Para que o carvão possa ser um instrumento para o segundo principal objetivo de
políticas energéticas – o combate às mudanças climáticas – é necessário que alguns esforços
indispensáveis sejam realizados por parte da indústria e governos. Primeiro, o
desenvolvimento tecnológico e o conseqüente aumento da eficiência, que permitirá uma
redução nas emissões por kWh de energia elétrica gerada, contribuindo para o combate ao
aquecimento global. O aumento na eficiência também é um pré-requisito para o
desenvolvimento das tecnologias de captura e estocagem de carbono.
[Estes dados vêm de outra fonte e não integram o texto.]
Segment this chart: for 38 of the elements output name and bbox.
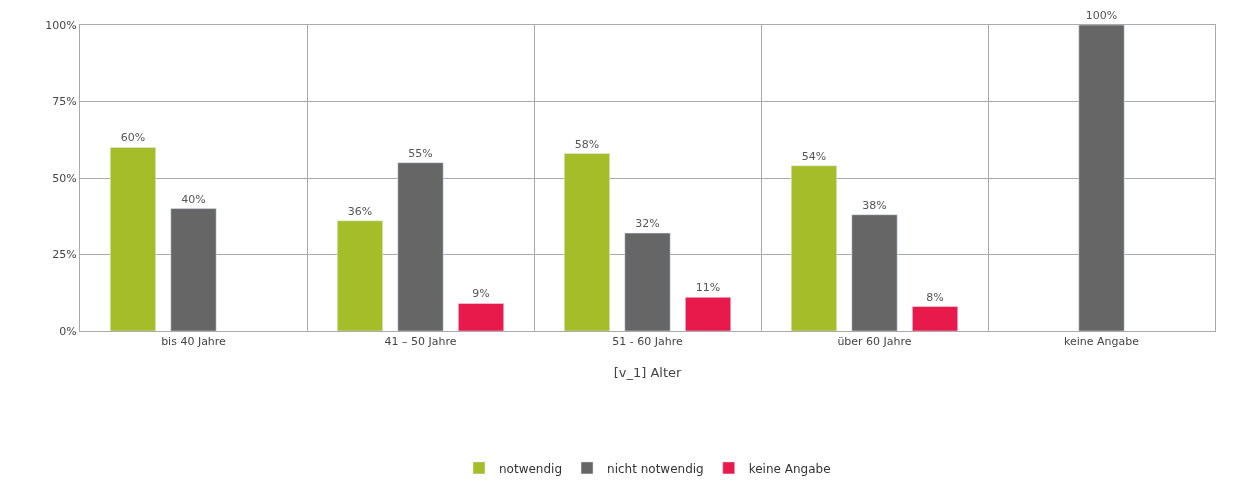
bar — [851, 214, 898, 331]
legend-label: nicht notwendig — [607, 461, 704, 476]
bar — [110, 147, 156, 331]
bar — [791, 165, 837, 331]
data-label: 58% — [574, 137, 600, 151]
legend-label: notwendig — [499, 461, 563, 476]
bar — [397, 162, 444, 331]
bar — [337, 220, 383, 331]
bar — [458, 303, 504, 331]
data-label: 8% — [926, 290, 944, 304]
x-axis-title: [v_1] Alter — [613, 364, 682, 380]
y-tick-label: 100% — [45, 18, 77, 32]
y-tick-label: 25% — [52, 248, 77, 262]
y-tick-label: 0% — [59, 324, 77, 338]
data-label: 40% — [181, 192, 206, 206]
data-label: 9% — [472, 287, 490, 301]
bar — [912, 306, 958, 331]
legend-label: keine Angabe — [748, 461, 831, 476]
data-label: 100% — [1085, 9, 1118, 22]
bar — [170, 208, 217, 331]
x-tick-label: bis 40 Jahre — [161, 335, 227, 349]
bar — [685, 297, 731, 331]
data-label: 11% — [695, 281, 721, 295]
x-tick-label: über 60 Jahre — [837, 335, 912, 349]
data-label: 54% — [801, 149, 827, 163]
bar — [564, 153, 610, 331]
x-tick-label: 51 - 60 Jahre — [612, 335, 683, 349]
data-label: 36% — [347, 204, 373, 218]
data-label: 32% — [635, 217, 660, 231]
bar — [1078, 25, 1125, 331]
y-tick-label: 50% — [52, 171, 77, 185]
x-tick-label: keine Angabe — [1063, 335, 1140, 349]
data-label: 38% — [862, 198, 887, 212]
data-label: 60% — [120, 131, 146, 145]
data-label: 55% — [408, 146, 433, 160]
y-tick-label: 75% — [52, 95, 77, 109]
x-tick-label: 41 – 50 Jahre — [384, 335, 457, 349]
bar — [624, 232, 671, 331]
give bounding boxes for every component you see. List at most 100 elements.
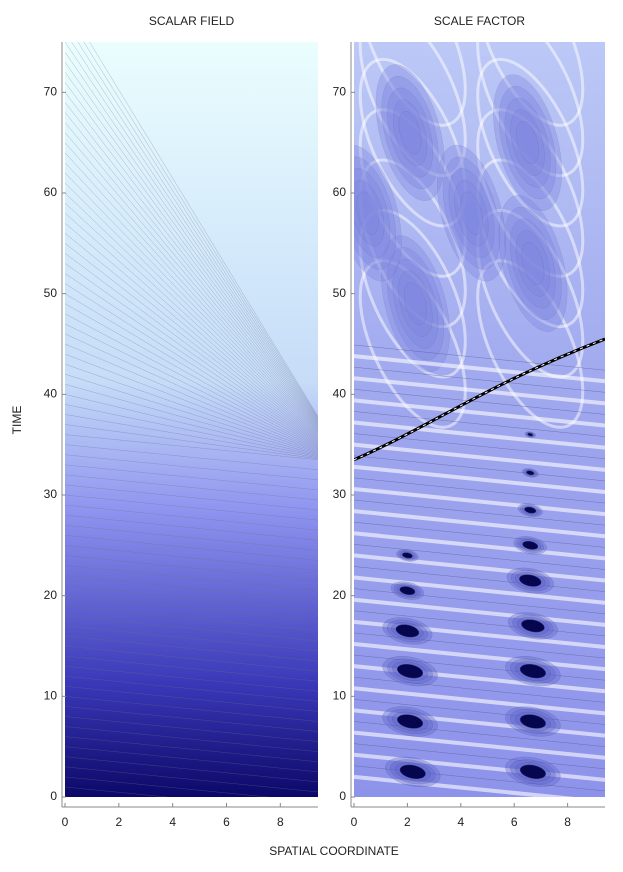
contour-line <box>65 726 318 752</box>
contour-line <box>354 610 605 637</box>
contour-line <box>65 283 318 445</box>
shock-front <box>354 338 605 461</box>
contour-line <box>71 42 318 420</box>
field-blob <box>442 156 501 270</box>
contour-line <box>354 699 605 725</box>
field-blob <box>527 433 533 437</box>
contour-line <box>354 632 605 659</box>
x-tick-label: 0 <box>62 815 69 829</box>
contour-line <box>65 152 318 432</box>
contour-line <box>65 51 318 422</box>
contour-line <box>65 756 318 783</box>
contour-line <box>65 665 318 692</box>
contour-line <box>65 444 318 470</box>
contour-line <box>65 776 270 797</box>
field-panel <box>354 42 605 797</box>
contour-line <box>65 514 318 541</box>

Segundo, devem ser
buscadas políticas que reduzam as barreiras ao desenvolvimento do carvão limpo, e que dêem
suporte aos investimentos em um prazo mais longo.
52
Em uma situação de elevação mundial dos preços do petróleo e do gás, o carvão volta
a ser uma importante opção energética para o mundo. O crescimento do consumo desse
mineral, liderado pelo continente asiático, esbarra no desenvolvimento de tecnologias que
possibilitem a redução das externalidades negativas associadas à sua utilização, visto que a
geração termelétrica a carvão terá que competir com fontes muito mais limpas, como é o caso
da geração nuclear. Através dos dados, cenários e tecnologias analisados, as evidências
apontam para a continuidade do carvão como um importante - porém não único - recurso para
uma matriz energética mundial cada vez mais diversificada.